Call me whatever you choose, just don’t call me late for dinner. This is the attitude that I wish I had whenever the debate begins around the semantics of labels in our community. How do you identify: gay, lesbian, the alphabet soup of LGBTQ or the more current inclusive term queer?
The debate began well before I sucked my first dick and no doubt it will rage well after the last shovel of dirt covers my well-used mortal remains. I wish I had the ability to just shrug it off, along with the liberal attitude that if we all fit under the umbrella the bigger the party, the greater the impact.
Something deep within me stirs, indeed rankles when I am called anything but a gay man. When folks start with the LGBTQ name, I count the letters and inevitably, at the end of the alphabetic diatribe, they look at me with doubt as if they had missed a letter or wondered if this year another letter or two had been thrown in and they had not been advised.
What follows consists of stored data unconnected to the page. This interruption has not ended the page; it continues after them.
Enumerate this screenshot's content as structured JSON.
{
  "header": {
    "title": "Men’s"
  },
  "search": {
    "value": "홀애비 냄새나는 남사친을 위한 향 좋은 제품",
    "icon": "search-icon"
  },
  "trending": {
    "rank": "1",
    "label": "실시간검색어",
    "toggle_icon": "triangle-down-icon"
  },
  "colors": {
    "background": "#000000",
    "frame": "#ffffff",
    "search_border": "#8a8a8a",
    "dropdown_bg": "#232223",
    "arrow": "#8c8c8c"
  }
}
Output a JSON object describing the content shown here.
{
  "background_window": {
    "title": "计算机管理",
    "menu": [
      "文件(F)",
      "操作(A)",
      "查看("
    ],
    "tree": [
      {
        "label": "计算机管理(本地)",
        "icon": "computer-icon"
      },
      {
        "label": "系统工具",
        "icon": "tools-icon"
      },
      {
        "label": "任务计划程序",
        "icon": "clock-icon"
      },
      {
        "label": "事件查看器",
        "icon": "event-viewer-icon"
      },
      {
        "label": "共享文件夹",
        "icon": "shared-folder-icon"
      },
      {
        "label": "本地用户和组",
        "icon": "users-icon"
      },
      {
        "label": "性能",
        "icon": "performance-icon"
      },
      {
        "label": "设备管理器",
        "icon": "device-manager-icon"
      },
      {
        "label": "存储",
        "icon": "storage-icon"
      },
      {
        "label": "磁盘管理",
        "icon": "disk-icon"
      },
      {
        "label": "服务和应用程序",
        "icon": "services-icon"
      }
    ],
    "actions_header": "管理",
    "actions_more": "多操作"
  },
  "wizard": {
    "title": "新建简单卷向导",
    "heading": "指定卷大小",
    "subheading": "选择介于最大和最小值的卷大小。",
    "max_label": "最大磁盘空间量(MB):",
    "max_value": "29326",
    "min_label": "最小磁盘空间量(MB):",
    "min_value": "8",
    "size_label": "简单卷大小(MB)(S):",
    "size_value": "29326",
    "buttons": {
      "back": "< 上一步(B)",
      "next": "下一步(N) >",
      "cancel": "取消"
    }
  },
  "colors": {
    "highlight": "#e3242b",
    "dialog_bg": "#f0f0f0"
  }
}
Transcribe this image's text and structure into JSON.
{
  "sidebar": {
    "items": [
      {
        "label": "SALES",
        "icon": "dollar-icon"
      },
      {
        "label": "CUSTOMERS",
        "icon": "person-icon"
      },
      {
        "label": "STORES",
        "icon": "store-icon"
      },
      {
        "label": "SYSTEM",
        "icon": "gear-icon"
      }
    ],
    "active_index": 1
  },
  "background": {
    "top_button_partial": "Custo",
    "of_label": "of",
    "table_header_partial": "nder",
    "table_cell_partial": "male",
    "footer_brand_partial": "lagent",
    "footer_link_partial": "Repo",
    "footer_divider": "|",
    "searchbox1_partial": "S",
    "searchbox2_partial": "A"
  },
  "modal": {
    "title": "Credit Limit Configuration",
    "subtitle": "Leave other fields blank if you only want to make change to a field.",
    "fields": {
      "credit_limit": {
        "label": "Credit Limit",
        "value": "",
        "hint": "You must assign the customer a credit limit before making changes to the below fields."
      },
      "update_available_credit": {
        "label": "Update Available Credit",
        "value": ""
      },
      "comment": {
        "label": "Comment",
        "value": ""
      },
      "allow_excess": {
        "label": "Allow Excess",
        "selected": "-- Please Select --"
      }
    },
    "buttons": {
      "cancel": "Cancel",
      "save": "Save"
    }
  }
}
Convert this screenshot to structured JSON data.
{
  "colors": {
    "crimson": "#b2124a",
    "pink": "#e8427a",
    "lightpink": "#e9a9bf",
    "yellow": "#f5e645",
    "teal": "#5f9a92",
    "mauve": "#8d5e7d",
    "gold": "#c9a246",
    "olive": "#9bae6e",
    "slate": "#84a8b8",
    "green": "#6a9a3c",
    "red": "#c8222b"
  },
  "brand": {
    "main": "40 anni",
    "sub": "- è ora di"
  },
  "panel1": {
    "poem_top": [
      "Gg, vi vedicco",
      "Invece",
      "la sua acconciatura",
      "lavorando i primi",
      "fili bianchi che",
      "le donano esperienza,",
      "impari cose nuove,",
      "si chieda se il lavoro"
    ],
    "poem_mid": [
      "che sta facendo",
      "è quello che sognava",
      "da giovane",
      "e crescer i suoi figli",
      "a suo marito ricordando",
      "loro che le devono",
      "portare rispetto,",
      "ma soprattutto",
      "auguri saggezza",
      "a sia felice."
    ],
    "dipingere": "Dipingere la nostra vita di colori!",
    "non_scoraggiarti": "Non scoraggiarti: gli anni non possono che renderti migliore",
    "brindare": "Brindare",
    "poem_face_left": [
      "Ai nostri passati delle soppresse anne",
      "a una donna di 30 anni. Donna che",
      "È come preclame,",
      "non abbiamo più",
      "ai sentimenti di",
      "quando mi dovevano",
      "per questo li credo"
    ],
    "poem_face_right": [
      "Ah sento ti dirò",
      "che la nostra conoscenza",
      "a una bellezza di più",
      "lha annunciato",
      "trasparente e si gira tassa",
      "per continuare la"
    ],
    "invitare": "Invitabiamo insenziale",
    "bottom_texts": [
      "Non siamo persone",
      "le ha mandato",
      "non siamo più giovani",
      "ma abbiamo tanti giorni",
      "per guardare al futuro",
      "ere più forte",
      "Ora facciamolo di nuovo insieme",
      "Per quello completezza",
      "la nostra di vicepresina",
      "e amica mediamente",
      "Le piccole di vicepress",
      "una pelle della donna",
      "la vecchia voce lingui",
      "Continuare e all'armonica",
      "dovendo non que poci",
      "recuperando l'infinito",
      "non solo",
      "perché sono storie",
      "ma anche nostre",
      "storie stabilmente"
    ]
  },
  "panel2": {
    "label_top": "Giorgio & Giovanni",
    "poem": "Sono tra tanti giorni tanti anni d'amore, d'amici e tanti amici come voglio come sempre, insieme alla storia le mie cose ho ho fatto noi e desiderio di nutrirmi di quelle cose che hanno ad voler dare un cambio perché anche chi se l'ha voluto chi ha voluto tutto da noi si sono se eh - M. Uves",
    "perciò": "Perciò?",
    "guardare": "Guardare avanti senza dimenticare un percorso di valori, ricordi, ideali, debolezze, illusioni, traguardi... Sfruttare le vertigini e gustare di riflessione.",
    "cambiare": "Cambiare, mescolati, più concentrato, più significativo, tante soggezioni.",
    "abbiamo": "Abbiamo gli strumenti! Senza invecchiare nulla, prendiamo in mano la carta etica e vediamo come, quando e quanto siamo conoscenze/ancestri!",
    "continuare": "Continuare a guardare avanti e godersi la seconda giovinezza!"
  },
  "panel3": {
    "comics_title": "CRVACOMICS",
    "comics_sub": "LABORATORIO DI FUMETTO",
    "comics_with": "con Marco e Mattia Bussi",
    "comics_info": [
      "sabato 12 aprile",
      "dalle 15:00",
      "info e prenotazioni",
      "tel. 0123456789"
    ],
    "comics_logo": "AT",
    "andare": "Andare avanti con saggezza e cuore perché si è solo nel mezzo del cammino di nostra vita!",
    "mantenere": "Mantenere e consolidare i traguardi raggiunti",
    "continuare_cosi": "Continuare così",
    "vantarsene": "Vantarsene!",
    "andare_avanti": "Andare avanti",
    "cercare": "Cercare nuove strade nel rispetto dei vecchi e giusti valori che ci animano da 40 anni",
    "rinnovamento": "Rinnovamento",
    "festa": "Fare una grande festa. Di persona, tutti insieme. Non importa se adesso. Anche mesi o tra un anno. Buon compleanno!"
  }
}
I do appreciate that LGBTQ is an outreach of inclusion that is very important, but how many more letters will be added in the future?
It is my belief it sort of lost its panache after four letters and is beginning to die a Rapunzelian end. We now appear to be plunk in the middle of the usage of the word queer. The word solves so much of our “what the fuck do we call ourselves” debate: it is inclusive, is great for wordsmiths who are concerned about branding and letterhead and has kind an edgy quality to it that is almost flattering. But I am finding it more and more a total misnomer. I may be queer but so is half the world.
It has been well over 30 years since I began the painful process of coming out, since I realized that the overpowering urge to have sex with other men could no longer be denied or sublimated. Those many years ago I came out as a gay man with all of the life-changing consequences, including losing many of my close friends, alienating most of my family to the point of disinheritance and ending my professional career — all to be able to realize my sexual desires involving other men. I wanted to touch them, taste them, fuck them and love them, and no other part of my comfortable life was worth keeping without satisfying my need to be with other men. This enormous drive, this at times overpowering sexual attraction, defines who I am as a person to this very day. I am a gay man and want to be identified as such.
And queer just does not cut it for many reasons. Let me explain.
Our store has a section that that I have come to appreciate and enjoy more each year: our adult toys and accessories department. The adult section of Little Sister’s not only contributes a major portion of the rent but also provides an important resource for individuals and couples who want to explore their sexual fantasies. The ability to tap into our deepest sexual fantasies and harness them into great consensual sex should be the goal of all people interested in keeping their sex life exciting. Talking with customers about where they are sexually and where they would like to go has become one of the more enlightening aspects of my job.
We have been blessed in the last while with a big increase in heterosexual individuals and couples shopping in our adult department. Discussions with them have proved both interesting and enlightening. I have found some of them to be far queerer in their sexual pursuits than most from my own community.
The hot news-flash is that straight folks are exploring the kinky nether regions of sexuality in greater numbers each year. Anal sex is almost de rigueur; many women and, indeed, couples come to the store wanting to access the equipment and the knowledge of our experienced gay staff about anal penetration. It is many a straight couple’s realized fantasy to have the woman throw on a strap-on and thoroughly fuck her man. Fetish has also become a heterosexual mainstay as sexual fantasies are mined and fulfilled.
I suspect the great sexual awakening of the hetero world has been informed by the easy access of porn and information on the ever-present internet. With the click of a mouse all is revealed. The great news is that they have become far queerer than most gay men and lesbians. They are going more places and enjoying themselves in greater numbers in the kinky pursuit of sex than most of us have ever dreamed of. They have out-queered the so-called queer community in leaps and bounds. If we considered ourselves queer 20 years ago, we must take a second look and realize that we have been left in the dust in the pursuit of queer. Some may say that queer is not just about sex, and to them I say that I insist on being defined by my sexual desires and not by some gender identity paradigm.
I am constantly annoyed by people who identify problems but refuse to provide solutions. And yet I suspect there is at present no solution to the debate about “Who the hell are we and what do we call ourselves?” The sometimes conflicting desires to grow and embrace the fringes of our community on the one hand and the need to retain our own identity in this pursuit on the other hand, will probably go on forever. I will hang on to my gay male identity and continue to cringe at the labels that are thrown on my community. Perhaps the debate is more important than the resolution. What do you think?
Jim Deva is the co-owner of Little Sister’s bookstore, best known for fighting censorship by Canada Customs.